Amen! And also about 5.000,000 muslim votes!
If you look at US vs French history, the US system seems to have worked a whole lot better for a lot longer.
Eventually, any system of free government will erode under the onslaught of special interests, lobbyists, politicians, and bureaucrats. It remains to be seen whether the US can recover from this or whether we are destined for centuries of stagnation like many other great nations before us.
Jefferson had a pretty dim view of this even at the dawn of the Republic, hence: "The tree of liberty must be refreshed from time to time with the blood of patriots and tyrants."
don't forget the blood of journalists...let's bleed some of them too!

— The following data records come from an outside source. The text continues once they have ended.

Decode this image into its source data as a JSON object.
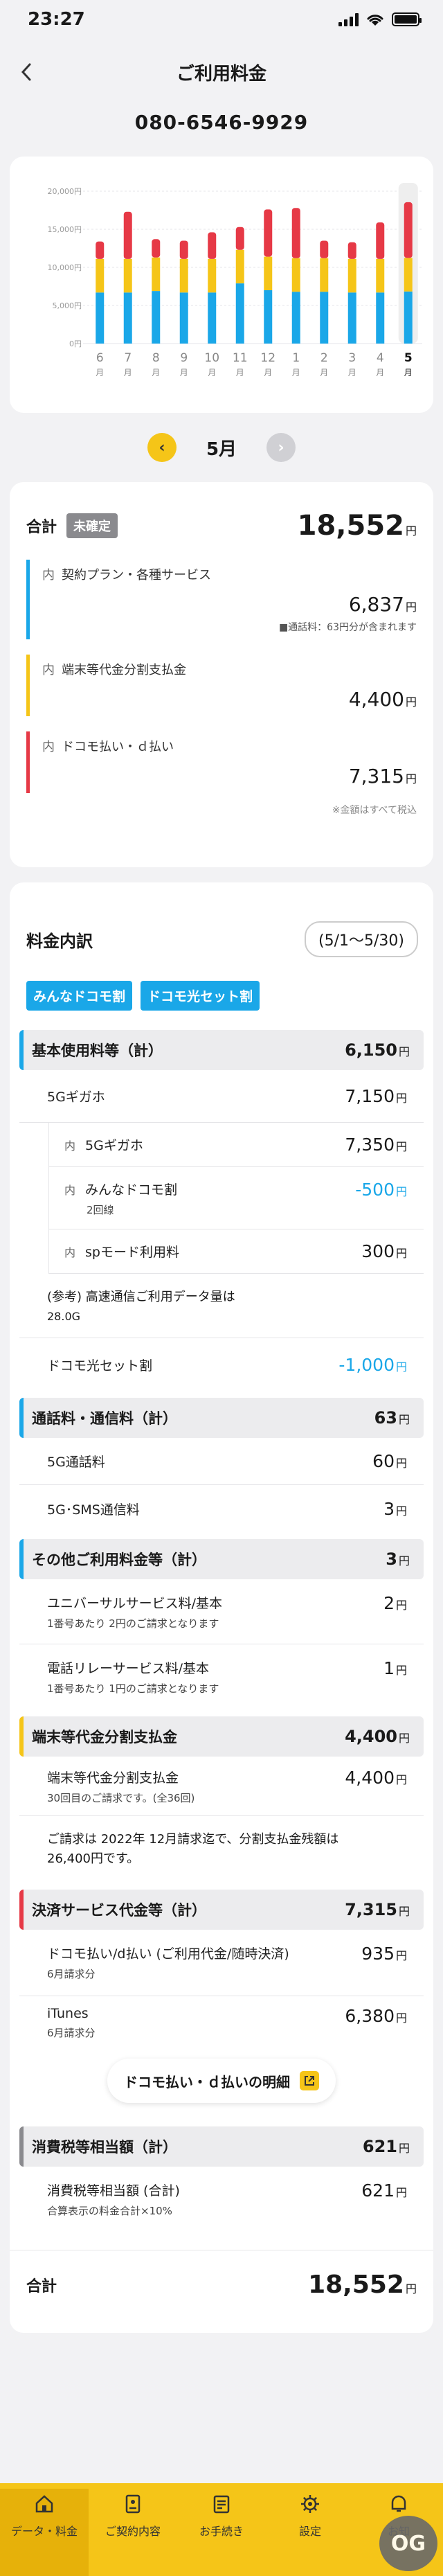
{
  "status": {
    "time": "23:27"
  },
  "nav": {
    "title": "ご利用料金",
    "back_label": "<"
  },
  "phone_number": "080-6546-9929",
  "colors": {
    "accent": "#f5c518",
    "blue": "#1aa7e8",
    "yellow": "#f5c518",
    "red": "#e63946"
  },
  "chart_data": {
    "type": "bar",
    "stacked": true,
    "categories": [
      "6月",
      "7月",
      "8月",
      "9月",
      "10月",
      "11月",
      "12月",
      "1月",
      "2月",
      "3月",
      "4月",
      "5月"
    ],
    "category_top": [
      "6",
      "7",
      "8",
      "9",
      "10",
      "11",
      "12",
      "1",
      "2",
      "3",
      "4",
      "5"
    ],
    "category_bottom": [
      "月",
      "月",
      "月",
      "月",
      "月",
      "月",
      "月",
      "月",
      "月",
      "月",
      "月",
      "月"
    ],
    "series": [
      {
        "name": "契約プラン・各種サービス",
        "color": "#1aa7e8",
        "values": [
          6700,
          6700,
          6900,
          6700,
          6700,
          7900,
          7000,
          6800,
          6800,
          6700,
          6700,
          6837
        ]
      },
      {
        "name": "端末等代金分割支払金",
        "color": "#f5c518",
        "values": [
          4400,
          4400,
          4400,
          4400,
          4400,
          4400,
          4400,
          4400,
          4400,
          4400,
          4400,
          4400
        ]
      },
      {
        "name": "ドコモ払い・d払い",
        "color": "#e63946",
        "values": [
          2300,
          6200,
          2400,
          2400,
          3500,
          3000,
          6200,
          6600,
          2300,
          2200,
          4800,
          7315
        ]
      }
    ],
    "yticks": [
      "20,000円",
      "15,000円",
      "10,000円",
      "5,000円",
      "0円"
    ],
    "ytick_values": [
      20000,
      15000,
      10000,
      5000,
      0
    ],
    "ylim": [
      0,
      20000
    ],
    "selected_index": 11,
    "grid": true
  },
  "month_nav": {
    "label": "5月",
    "prev": "‹",
    "next": "›"
  },
  "summary": {
    "label": "合計",
    "badge": "未確定",
    "total": "18,552",
    "yen": "円",
    "in": "内",
    "items": [
      {
        "label": "契約プラン・各種サービス",
        "amount": "6,837",
        "note": "■通話料：63円分が含まれます"
      },
      {
        "label": "端末等代金分割支払金",
        "amount": "4,400"
      },
      {
        "label": "ドコモ払い・ｄ払い",
        "amount": "7,315"
      }
    ],
    "tax_note": "※金額はすべて税込"
  },
  "detail": {
    "title": "料金内訳",
    "period": "(5/1〜5/30)",
    "tags": [
      "みんなドコモ割",
      "ドコモ光セット割"
    ],
    "sec1": {
      "name": "基本使用料等（計）",
      "value": "6,150",
      "l1": {
        "label": "5Gギガホ",
        "amount": "7,150"
      },
      "l2": {
        "label": "5Gギガホ",
        "amount": "7,350"
      },
      "l3": {
        "label": "みんなドコモ割",
        "sub": "2回線",
        "amount": "-500"
      },
      "l4": {
        "label": "spモード利用料",
        "amount": "300"
      },
      "ref": "(参考) 高速通信ご利用データ量は",
      "ref_val": "28.0G",
      "l5": {
        "label": "ドコモ光セット割",
        "amount": "-1,000"
      }
    },
    "sec2": {
      "name": "通話料・通信料（計）",
      "value": "63",
      "l1": {
        "label": "5G通話料",
        "amount": "60"
      },
      "l2": {
        "label": "5G･SMS通信料",
        "amount": "3"
      }
    },
    "sec3": {
      "name": "その他ご利用料金等（計）",
      "value": "3",
      "l1": {
        "label": "ユニバーサルサービス料/基本",
        "sub": "1番号あたり 2円のご請求となります",
        "amount": "2"
      },
      "l2": {
        "label": "電話リレーサービス料/基本",
        "sub": "1番号あたり 1円のご請求となります",
        "amount": "1"
      }
    },
    "sec4": {
      "name": "端末等代金分割支払金",
      "value": "4,400",
      "l1": {
        "label": "端末等代金分割支払金",
        "sub": "30回目のご請求です。(全36回)",
        "amount": "4,400"
      },
      "para1": "ご請求は 2022年 12月請求迄で、分割支払金残額は",
      "para2": "26,400円です。"
    },
    "sec5": {
      "name": "決済サービス代金等（計）",
      "value": "7,315",
      "l1": {
        "label": "ドコモ払い/d払い (ご利用代金/随時決済)",
        "sub": "6月請求分",
        "amount": "935"
      },
      "l2": {
        "label": "iTunes",
        "sub": "6月請求分",
        "amount": "6,380"
      },
      "button": "ドコモ払い・ｄ払いの明細"
    },
    "sec6": {
      "name": "消費税等相当額（計）",
      "value": "621",
      "l1": {
        "label": "消費税等相当額 (合計)",
        "sub": "合算表示の料金合計×10%",
        "amount": "621"
      }
    },
    "grand_label": "合計",
    "grand_total": "18,552"
  },
  "tabbar": [
    {
      "label": "データ・料金",
      "icon": "home-icon"
    },
    {
      "label": "ご契約内容",
      "icon": "contract-icon"
    },
    {
      "label": "お手続き",
      "icon": "procedure-icon"
    },
    {
      "label": "設定",
      "icon": "gear-icon"
    },
    {
      "label": "お知",
      "icon": "info-icon"
    }
  ],
  "watermark": "OG"
}
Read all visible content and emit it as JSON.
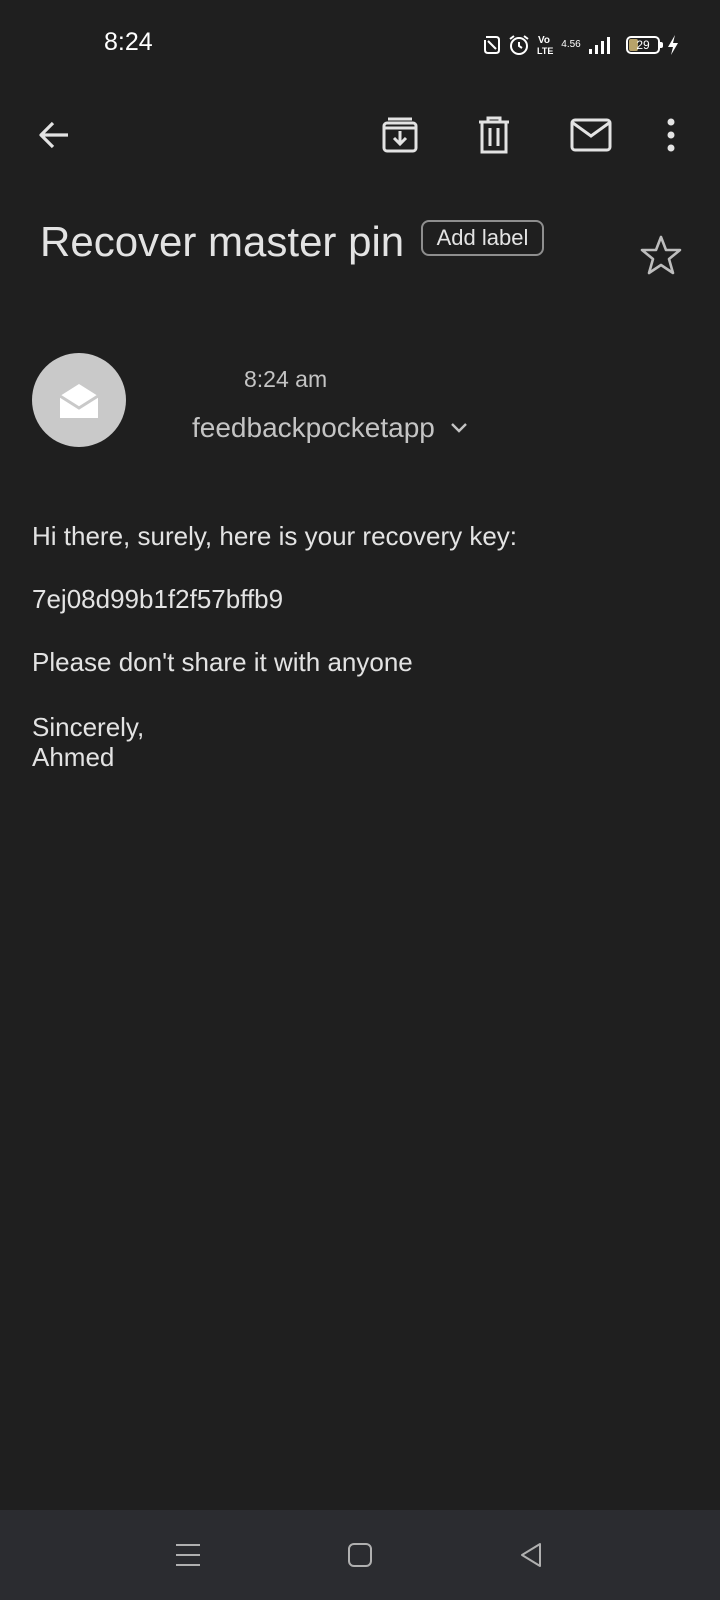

French politics have not changed since before Bastiat. Their entire political spectrum is a one-dimensional line running from Danton, Robespierre and Marx at one end to Vichy France occupied by Germany's christian national socialists at the other. In the middle is a mindless voter with no opinion whatsoever save that altruism is somehow a good thing. Google News reproduces a Quebec newspaper, L'Ami de la Religion et de La Patrie. Its March 6, 1850 editorial on Social Order is a verbatim blueprint for the government installed by German occupation in the south of France in the 1940s. Mystical ethics and living off of its colonies have evidently atrophied France's capacity for self government.
Never underestimate the French people's penchant for radically altering their government at more-or-less a flight of fancy.
??????Ojust before I saw the paycheck which was of $9068 , I did not believe ...that...my father in law was like they say actually taking home money in there spare time on their computer. . there brothers friend haze done this for less than seven months and at present paid the loans on there apartment .??????? ?????____BIG.....EARN....MONEY..___???????-
Au contraire, with the US it's malaise, but with the French, it's mayonnaise.